Every gardener dreams of spring flowers during the dark days of winter, and looks forward eagerly to the first burst of spring color. Spring arrives at different times depending on where you live, but the sequence of blooms is similar in most places. With that in mind, watch for these favorites in your own garden or in the garden next door.
Spring Flower Options for Late Winter or Early Spring
While some gardeners can enjoy year-round blooms, this list has flowers for the very beginning of spring in most areas. Experienced gardeners often create vignettes in one area to make the most of this early color, such as planting a pool of winter aconite at the feet of a witch hazel.
- Winter Aconite: Also known as Eranthis, these pale yellow blooms might be considered insignificant later in the year, but they are a joyous sight when they push through the snow.
- Witch Hazel: These shrubs add a wonderful touch of yellow in the early spring garden. Some cultivars bloom red.
- Crocus: The earliest varieties, such as Crocus chrysanthus, Crocus sieberi and Crocus tommasinianus, bloom through the snow. These are the small crocus that usually flower in shades of purple or yellow.
- Hellebore: These are often known by common names such as Christmas Rose and Lenten Rose in areas with mild winters.
- Camellia: This beautiful shrub has lovely blossoms in mild winter climates or early spring in slightly harsher areas.
- Snowdrop: This is another early bulb that sometimes blooms even through the snow.
- Chionodoxa: This is commonly called Glory of the Snow. These pale blue flowers bloom as the snow melts.
- Pansy: Cool growers, pansies bloom early and hardy to frost and snow. The will continue to bloom until the weather turns hot.
Flowers for Early Spring Bloom
Early spring brings rain, mud, and more flowers. Look for these favorites.
- Daffodil: The earliest narcissi appear in early spring, especially small cultivars like Tete-a-Tete.
- Iris Reticulata: The large iris are a summer pleasure, but this small beauty is an early spring treasure.
- Forsythia: This bright yellow shrub literally screams "Springtime!"
- Scilla: These small bulbs produce wonderful blue and purple blossoms.
- Anemone: The blanda species produces pale blue and white starry blossoms for the spring garden.
- Pussy Willow: Salix discolor and Salix caprea were standards in many grandmothers' gardens, but new varieties have larger and more strongly-colored catkins to delight today's gardeners.
A List of Mid-Spring Flowers
- Daffodil: These are the glory of the mid-spring blossoms. Large, late varieties like King Alfred and Mount Hood are brilliant even on rainy days.
- Tulip: On everyone's list of spring flowers, these are starting their long period of bloom in mid-spring.

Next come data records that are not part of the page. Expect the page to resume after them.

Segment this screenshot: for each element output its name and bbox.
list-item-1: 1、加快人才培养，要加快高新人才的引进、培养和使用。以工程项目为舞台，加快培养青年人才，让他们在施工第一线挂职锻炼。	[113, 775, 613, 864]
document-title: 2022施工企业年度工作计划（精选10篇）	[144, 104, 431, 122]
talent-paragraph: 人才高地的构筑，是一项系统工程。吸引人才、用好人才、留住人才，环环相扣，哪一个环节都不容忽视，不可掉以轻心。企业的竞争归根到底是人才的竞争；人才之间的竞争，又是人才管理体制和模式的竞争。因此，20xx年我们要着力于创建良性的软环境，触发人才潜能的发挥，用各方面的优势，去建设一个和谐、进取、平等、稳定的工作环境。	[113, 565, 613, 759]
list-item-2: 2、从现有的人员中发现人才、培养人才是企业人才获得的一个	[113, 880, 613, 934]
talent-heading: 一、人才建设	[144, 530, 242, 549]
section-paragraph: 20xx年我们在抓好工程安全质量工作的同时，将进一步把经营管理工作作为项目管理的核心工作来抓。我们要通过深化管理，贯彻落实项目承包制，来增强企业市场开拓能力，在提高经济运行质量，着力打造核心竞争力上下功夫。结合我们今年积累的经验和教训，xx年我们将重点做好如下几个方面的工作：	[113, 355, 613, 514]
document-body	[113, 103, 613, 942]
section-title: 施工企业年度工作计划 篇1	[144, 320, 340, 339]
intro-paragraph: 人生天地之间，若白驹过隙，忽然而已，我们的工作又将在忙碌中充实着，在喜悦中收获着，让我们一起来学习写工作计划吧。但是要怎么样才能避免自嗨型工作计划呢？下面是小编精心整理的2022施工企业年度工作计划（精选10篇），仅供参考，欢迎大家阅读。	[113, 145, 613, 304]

- Rhododendron and azaleas: Both are just starting their springtime display.
- Muscari: Often planted with daffodils and tulips, muscari hug the ground beneath those taller flowers.
- Redbud trees: Their branches are outlined with wonderful pink blooms before their leaves appear.
- Dogwood trees: These are breathtaking in the spring garden.
- Magnolia Tree: The star magnolia, Magnolia stellata, is the first to bloom.
- Trillium: This is just one of the many wildflowers that bloom before the large trees are fully leafed out.
- Ornamental forms of Cherry and Crabapple trees are beautiful in mid-spring.
- Hyacinths: These spring flowers bring scent as well as color to the spring garden.
- Primrose: Jewels in the spring garden, Primula veris (Cowslip) and Primula vulgare (Common primrose) are the best known, but you will find many varieties are available in garden centers.
Late Spring Flowers
- Lily of the Valley: This highly fragant flower typically blooms in late spring, but it can bloom earlier in years with mild winters.
- Magnolia Tree: Magnolia x soulangiana, the saucer magnolia, is a beautiful late spring bloomer.
- Lilac: This shrub fills the late spring garden with scent and color.
- Spiraea: These shrubs are an old-fashioned favorite.
- Peonies: These shrubs carry the garden from late spring into summer.
- Allium: Somewhat prosaically called the "flowering onion," this bloom is spectacular.
- Wood Anemone: Anemones are always lovely in the wilderness garden.
- Jack in the Pulpit: This wildflower is a favorite in spring.
Visit Your Garden Center
There's nothing like a visit to your local garden center in the springtime to find out what's blooming in your region. You're bound to find old favorites and perhaps a few types of flowers you've never seen before. As long as you can provide the growing condtions required, don't hesitate to bring a new plant home and make it part of your own spring garden.